En août, l’indice PMI des services a chuté sous la barre des 50 pour la première fois depuis avril 2020 (50 est le niveau limite qui distingue une expansion d’une contraction), puis a rebondi en septembre. L’indice PMI du secteur manufacturier s’est replié en septembre, atteignant son plus bas niveau depuis février 2020. En Chine, l’alimentation en électricité est maintenant dans une situation critique, à cause des pénuries de charbon, de la forte demande de l’industrie et du durcissement des normes d’émission. Le rationnement de l’électricité a entraîné la fermeture d’usines et des réductions de production. Bien que le pays ait relativement bien réussi à contenir la COVID-19, les entreprises ont souffert des restrictions liées à la pandémie et de la crainte des regroupements parmi la population. Les économistes veulent que Beijing adopte une position plus expansionniste après que le gouvernement a retiré son soutien parce que le pays s’était rapidement remis de la pandémie.
En septembre, l’indice Hang Seng a reculé de 4,71 % et l’indice composé de Shanghai a progressé de 0,77 % au cours du mois, clôturant respectivement le troisième trimestre avec une perte de 13,88 % et un gain de 0,44 %.
Notre stratégie
Les risques et la hausse des taux à l’échelle mondiale ont entraîné une légère correction boursière à la fin du mois de septembre, en particulier parmi les titres technologiques de grande valeur. Les cours obligataires ont également reculé après que la Fed a préparé la voie à une réduction de ses achats d’obligations et à un relèvement des taux d’intérêt.
En raison de la forte surperformance des marchés boursiers cette année, les pondérations se sont rapprochées de la limite supérieure de la fourchette autorisée dans certains de nos portefeuilles. Pour remédier à cette situation, nous avons réduit l’exposition à différentes catégories d’actions et augmenté en conséquence l’exposition aux titres à revenu fixe.
Dans l’ensemble, nous maintenons la surpondération des actions américaines, qui est compensée par une sous-pondération des obligations.
Le mot de la fin
Ce trimestre, on a certainement assisté à de nouveaux événements et à de nouvelles tendances qui auraient été difficiles à imaginer il y a peu de temps.

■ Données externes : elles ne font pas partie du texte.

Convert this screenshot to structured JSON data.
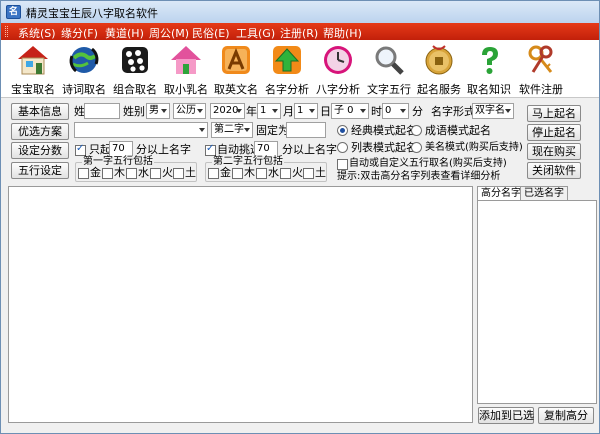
{
  "window": {
    "title": "精灵宝宝生辰八字取名软件"
  },
  "menu": [
    "系统(S)",
    "缘分(F)",
    "黄道(H)",
    "周公(M)",
    "民俗(E)",
    "工具(G)",
    "注册(R)",
    "帮助(H)"
  ],
  "toolbar": [
    {
      "label": "宝宝取名",
      "icon": "house-icon"
    },
    {
      "label": "诗词取名",
      "icon": "globe-refresh-icon"
    },
    {
      "label": "组合取名",
      "icon": "blackberry-icon"
    },
    {
      "label": "取小乳名",
      "icon": "pink-house-icon"
    },
    {
      "label": "取英文名",
      "icon": "app-store-icon"
    },
    {
      "label": "名字分析",
      "icon": "arrow-up-icon"
    },
    {
      "label": "八字分析",
      "icon": "clock-icon"
    },
    {
      "label": "文字五行",
      "icon": "magnifier-icon"
    },
    {
      "label": "起名服务",
      "icon": "coin-icon"
    },
    {
      "label": "取名知识",
      "icon": "question-icon"
    },
    {
      "label": "软件注册",
      "icon": "keys-icon"
    }
  ],
  "left_buttons": [
    "基本信息",
    "优选方案",
    "设定分数",
    "五行设定"
  ],
  "right_buttons": [
    "马上起名",
    "停止起名",
    "现在购买",
    "关闭软件"
  ],
  "form": {
    "surname_label": "姓",
    "gender_label": "姓别",
    "gender_value": "男",
    "calendar_value": "公历",
    "year_value": "2020",
    "year_label": "年",
    "month_value": "1",
    "month_label": "月",
    "day_value": "1",
    "day_label": "日",
    "hour_value": "子 0",
    "hour_label": "时",
    "minute_value": "0",
    "minute_label": "分",
    "name_format_label": "名字形式",
    "name_format_value": "双字名",
    "second_char_value": "第二字",
    "fixed_label": "固定为",
    "only_label": "只起",
    "only_score": "70",
    "only_suffix": "分以上名字",
    "auto_label": "自动挑选",
    "auto_score": "70",
    "auto_suffix": "分以上名字",
    "group1_title": "第一字五行包括",
    "group2_title": "第二字五行包括",
    "elements": [
      "金",
      "木",
      "水",
      "火",
      "土"
    ],
    "mode_classic": "经典模式起名",
    "mode_idiom": "成语模式起名",
    "mode_list": "列表模式起名",
    "mode_beauty": "美名模式(购买后支持)",
    "custom_wuxing": "自动或自定义五行取名(购买后支持)",
    "hint": "提示:双击高分名字列表查看详细分析"
  },
  "tabs": [
    "高分名字",
    "已选名字"
  ],
  "bottom_buttons": [
    "添加到已选",
    "复制高分"
  ]
}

Pour ce qui est de l’avenir, les négociations sur le plafond de la dette aux États-Unis et le programme « Build Back Better » du président Biden auront certainement une résonance spectaculaire.
Les Aventures d’Alice au pays des merveilles demeure l’un des livres pour enfants les plus populaires au monde 150 ans après sa publication, en partie parce qu’il montre de nombreuses façons comment la vie peut frustrer les attentes et défier l’interprétation. Nous avons hâte de relever les défis qui se présenteront au quatrième trimestre.